Puzzles and Dinosaur Puzzles

So I've been working at a new project at work lately. In the collections they have what they think is 4 individuals, of an iquanodontid species from the same quarry. My job is to try to see if I can figure out which bones go together because they were not articulated (or in place) when they were found. I have worked on and off on it for about two weeks. One thing I noticed was that especially in the first couple of days I wasn't accomplishing much because I was organizing all the data in several different ways, sometimes unnecessarily. When my professor asked me about it I told him off the cuff that it was like doing a puzzle that doesn't actually fit together. He laughed and agreed.

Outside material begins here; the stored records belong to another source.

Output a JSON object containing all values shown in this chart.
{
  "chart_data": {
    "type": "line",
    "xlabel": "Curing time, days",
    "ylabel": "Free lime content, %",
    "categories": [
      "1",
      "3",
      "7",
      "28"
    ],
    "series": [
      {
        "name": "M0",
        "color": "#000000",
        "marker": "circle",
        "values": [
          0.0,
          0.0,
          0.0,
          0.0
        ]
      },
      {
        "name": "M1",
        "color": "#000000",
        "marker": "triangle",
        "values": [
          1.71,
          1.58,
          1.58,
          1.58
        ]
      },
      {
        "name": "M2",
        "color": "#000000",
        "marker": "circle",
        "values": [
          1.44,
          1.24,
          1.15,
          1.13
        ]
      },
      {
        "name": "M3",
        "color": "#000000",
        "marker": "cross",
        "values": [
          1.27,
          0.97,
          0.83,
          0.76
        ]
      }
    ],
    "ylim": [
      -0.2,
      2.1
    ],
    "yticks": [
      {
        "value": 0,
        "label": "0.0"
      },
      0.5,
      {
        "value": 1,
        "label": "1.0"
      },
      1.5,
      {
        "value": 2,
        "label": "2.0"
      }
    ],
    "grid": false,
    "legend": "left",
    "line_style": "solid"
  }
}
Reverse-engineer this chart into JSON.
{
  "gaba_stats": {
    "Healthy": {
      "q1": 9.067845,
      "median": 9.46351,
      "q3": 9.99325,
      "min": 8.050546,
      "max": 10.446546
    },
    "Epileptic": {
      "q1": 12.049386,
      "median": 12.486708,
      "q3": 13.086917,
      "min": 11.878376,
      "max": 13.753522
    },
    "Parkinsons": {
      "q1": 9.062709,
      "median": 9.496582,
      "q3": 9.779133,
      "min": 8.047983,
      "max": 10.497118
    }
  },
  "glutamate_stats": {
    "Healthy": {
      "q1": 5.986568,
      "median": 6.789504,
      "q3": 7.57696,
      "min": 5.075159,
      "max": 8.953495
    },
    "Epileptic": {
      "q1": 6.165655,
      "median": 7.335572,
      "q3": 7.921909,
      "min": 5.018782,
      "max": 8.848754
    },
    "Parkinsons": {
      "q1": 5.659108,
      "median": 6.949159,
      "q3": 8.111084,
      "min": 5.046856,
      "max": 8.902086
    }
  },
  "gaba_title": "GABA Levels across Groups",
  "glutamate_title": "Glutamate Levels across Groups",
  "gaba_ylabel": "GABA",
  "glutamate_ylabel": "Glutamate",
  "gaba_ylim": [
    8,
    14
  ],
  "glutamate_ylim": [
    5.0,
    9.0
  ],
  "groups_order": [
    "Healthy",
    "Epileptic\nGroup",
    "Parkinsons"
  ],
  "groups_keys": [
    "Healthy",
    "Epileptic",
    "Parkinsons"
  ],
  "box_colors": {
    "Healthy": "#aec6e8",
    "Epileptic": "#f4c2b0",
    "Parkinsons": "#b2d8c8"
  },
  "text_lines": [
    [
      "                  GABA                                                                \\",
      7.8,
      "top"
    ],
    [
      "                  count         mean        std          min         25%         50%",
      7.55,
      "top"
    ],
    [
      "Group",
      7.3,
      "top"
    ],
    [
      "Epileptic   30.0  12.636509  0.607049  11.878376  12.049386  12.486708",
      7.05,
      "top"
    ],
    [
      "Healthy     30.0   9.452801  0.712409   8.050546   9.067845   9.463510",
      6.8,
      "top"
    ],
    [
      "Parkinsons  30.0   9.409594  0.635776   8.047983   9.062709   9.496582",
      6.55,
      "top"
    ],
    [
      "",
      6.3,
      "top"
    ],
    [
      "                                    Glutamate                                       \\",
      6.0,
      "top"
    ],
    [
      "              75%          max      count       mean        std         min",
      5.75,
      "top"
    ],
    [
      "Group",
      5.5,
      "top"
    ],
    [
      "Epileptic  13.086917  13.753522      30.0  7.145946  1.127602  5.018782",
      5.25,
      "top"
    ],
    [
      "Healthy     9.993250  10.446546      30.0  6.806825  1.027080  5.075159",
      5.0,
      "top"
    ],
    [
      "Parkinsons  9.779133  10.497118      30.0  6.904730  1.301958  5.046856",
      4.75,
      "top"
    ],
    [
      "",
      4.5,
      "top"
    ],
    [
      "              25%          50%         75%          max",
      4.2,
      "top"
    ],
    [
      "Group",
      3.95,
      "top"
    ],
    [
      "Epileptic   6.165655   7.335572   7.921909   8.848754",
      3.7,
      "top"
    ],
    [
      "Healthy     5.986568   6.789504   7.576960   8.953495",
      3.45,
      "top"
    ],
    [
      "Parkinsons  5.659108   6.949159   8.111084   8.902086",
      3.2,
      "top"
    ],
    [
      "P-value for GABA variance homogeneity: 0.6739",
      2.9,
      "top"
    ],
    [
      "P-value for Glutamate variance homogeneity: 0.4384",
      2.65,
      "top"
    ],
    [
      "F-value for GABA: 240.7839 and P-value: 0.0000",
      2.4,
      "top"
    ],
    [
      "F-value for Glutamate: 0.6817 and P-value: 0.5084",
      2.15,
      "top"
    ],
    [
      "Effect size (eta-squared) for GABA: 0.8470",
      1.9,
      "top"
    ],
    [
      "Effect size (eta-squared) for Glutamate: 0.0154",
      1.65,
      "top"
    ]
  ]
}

Then I started thinking more about it and realized that when I do puzzles with my family (3D of course) I do the same thing I organize the pieces until they are so subdivided that there is pretty much only one choice.... it makes the puzzle really easy, it just takes a long time to actually get to the point where I'm actually putting pieces together.
Anyway, it's been an interesting process, and I'm a little sad I can't tell more about which pieces go where but I think I made some good process. And it was also interesting to realize how much my problem solving strategies were the same for both puzzles and separating out individual dinosaurs.

This is a picture I took of the organized foot elements. The left feet on the left and the right feet on the right (surprisingly) with the largest individual on the bottom and the smallest at the top.